Меня обычно снимали в салонных комедиях, предлагая роли, в которых был бы хорош Кэри Грант. Мне же хотелось играть в сюжетных фильмах. Я считал, что война привила зрителям вкус к событиям, действию. Причем это могли быть фильмы и не о войне: военных лент за четыре года отсняли предостаточно, а приключенческие, со съемками на натуре, вестерны! Но стоило мне лишь заикнуться о подобной роли, как я вновь оказывался в старинной гостиной, облаченный в костюм из серой фланели.
В защиту Джека Уорнера могу добавить только, что он был не одинок. Таков стиль работы Голливуда в целом. Если уж мне выпало сыграть однажды моряка в фильме, принесшем прибыль, можно было быть уверенным, что на сушу кинодельцы выпустят меня нескоро.
— Если вы когда-либо и дадите мне роль в вестерне, — сказал я как-то Джеку, — это, без сомнения, будет адвокат с Востока.
К моменту окончания второй мировой воины я, можно сказать, сделался убежденным "ньюдилером"[22]
. Я считал, что все послевоенные проблемы могло разрешить правительство, как оно разрешало их в годы депрессии и во время войны, и не доверял большому бизнесу, считая, что крупные общественные предприятия и коммунальные службы должны находиться в ведении государства, а не частных фирм. Если в стране не хватает жилья, чтобы дать крышу всем нуждающимся, построить его должно государство; если медицинское обслуживание нуждается в совершенствовании, значит, нужно национализировать медицину.В то же самое время мой брат вознамерился стать республиканцем. Долгие часы мы проводили в спорах, нередко даже бурных, обсуждая положение в стране. Брат был недоволен усилением влияния властей, обвиняя Вашингтон в том, что он стремится полностью прибрать к рукам американскую экономику, начиная с железных дорог и кончая угловым магазином. Нил считал также, что нельзя доверять России, нашему союзнику в войне. В ответ я упрекал его в необъективности, в том, что он находится под влиянием Республиканской партии и повторяет слова республиканской пропаганды.
Подобно большинству людей моего поколения, я пережил депрессию и войну и теперь ожидал лучшего и более справедливого общественного устройства. Я искренне верил, что победа нужна нам, чтобы навсегда покончить с войнами.
Однако то, что последовало за днем победы над Японией, мне не понравилось.
Представьте себе, к примеру, что вы решили купить автомобиль.
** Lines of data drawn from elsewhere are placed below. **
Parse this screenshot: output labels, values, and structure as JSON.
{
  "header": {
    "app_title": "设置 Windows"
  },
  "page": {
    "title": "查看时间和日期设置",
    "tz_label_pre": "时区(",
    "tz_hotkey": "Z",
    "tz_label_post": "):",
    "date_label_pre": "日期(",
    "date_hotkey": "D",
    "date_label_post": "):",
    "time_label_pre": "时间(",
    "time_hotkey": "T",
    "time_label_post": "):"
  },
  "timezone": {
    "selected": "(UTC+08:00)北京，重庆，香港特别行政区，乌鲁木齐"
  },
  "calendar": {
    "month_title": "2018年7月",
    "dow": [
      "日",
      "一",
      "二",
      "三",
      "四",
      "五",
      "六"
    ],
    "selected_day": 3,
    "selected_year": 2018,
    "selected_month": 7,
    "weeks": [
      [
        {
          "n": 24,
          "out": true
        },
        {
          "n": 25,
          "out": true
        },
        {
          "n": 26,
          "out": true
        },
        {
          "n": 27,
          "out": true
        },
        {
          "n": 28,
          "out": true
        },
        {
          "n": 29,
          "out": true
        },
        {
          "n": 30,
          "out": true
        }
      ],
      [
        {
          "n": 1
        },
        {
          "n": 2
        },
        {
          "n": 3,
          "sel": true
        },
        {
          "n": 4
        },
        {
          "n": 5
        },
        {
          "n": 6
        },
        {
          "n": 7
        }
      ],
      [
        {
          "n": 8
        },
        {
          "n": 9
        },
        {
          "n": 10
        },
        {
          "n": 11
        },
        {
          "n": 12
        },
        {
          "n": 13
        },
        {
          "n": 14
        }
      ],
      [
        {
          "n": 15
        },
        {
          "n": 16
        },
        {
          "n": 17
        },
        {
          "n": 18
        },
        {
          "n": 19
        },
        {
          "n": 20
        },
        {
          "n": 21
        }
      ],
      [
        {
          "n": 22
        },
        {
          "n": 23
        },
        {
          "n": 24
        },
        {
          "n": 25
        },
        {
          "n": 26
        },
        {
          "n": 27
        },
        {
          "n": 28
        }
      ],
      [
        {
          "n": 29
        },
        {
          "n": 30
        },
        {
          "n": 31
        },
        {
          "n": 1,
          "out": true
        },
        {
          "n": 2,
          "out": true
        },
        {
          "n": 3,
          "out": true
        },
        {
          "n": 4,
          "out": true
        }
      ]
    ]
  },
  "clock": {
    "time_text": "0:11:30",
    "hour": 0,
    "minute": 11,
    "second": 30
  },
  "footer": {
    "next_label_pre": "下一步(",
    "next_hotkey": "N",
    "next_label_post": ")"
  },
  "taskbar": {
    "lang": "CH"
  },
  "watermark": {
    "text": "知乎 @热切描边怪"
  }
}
Продавец говорит, что готов вам его продать, но при условии, что вы приплатите еще и ему довольно значительную сумму. Тех, кто четыре или пять лет проходил в военной форме, такое положение не слишком устраивало. Все чаще стали возникать и вспышки расизма, казалось бы, давно забытого, — и это после четырех лет войны, в которой и белые, и цветные сражались плечом к плечу.
Не лучше обстояли дела и в кинобизнесе, раздираемом на части яростными профессиональными спорами. Но больше всего меня беспокоили ростки фашизма, которые я стал замечать в своей стране, — явление, ради уничтожения которого мы воевали.
По всей стране создавались десятки новых объединений ветеранов войны. Подчас эти объединения несли в себе тот же яд фашистского фанатизма, с которым, казалось бы, только что покончила война.
Как я уже говорил, в Голливуде, если вы не поете и не танцуете, то кончите записным оратором. Еще не осознав до конца этой истины, я начал выступать против неонацизма в Америке. Я примыкал едва ли не к каждой организации, встречавшейся на моем пути, которая выступала за сохранение мира. Так я стал членом Всемирного объединения федералистов и Всеамериканского комитета ветеранов войны, покоривших меня своим девизом: "Прежде всего гражданин, потом ветеран". Я действительно боролся за лучший мир и свято верил, что мои выступления способствуют этому.
Однажды после выступления на собрании членов мужского клуба при церкви, прихожанином которой был и я, ко мне подошел наш пастор. Он сказал, что полностью разделяет мои опасения, вызванные ростом неофашизма, а потом добавил: "Ваша речь могла быть еще ярче, если бы вы упомянули и о растущей угрозе коммунизма. Уверен, что вы столь же искренне выступите и против него".
Во время войны русские были нашими союзниками, и я готов был поспорить с любым, кто объявил бы их глупыми или параноидальными.
Я ответил, что не слишком задумывался над коммунистической угрозой, но над его словами стоит поразмышлять. Если же действительно настанет день, когда коммунизм начнет угрожать ценностям и нормам американского образа жизни, я, без сомнения, восстану против него, как выступаю сейчас против фашизма.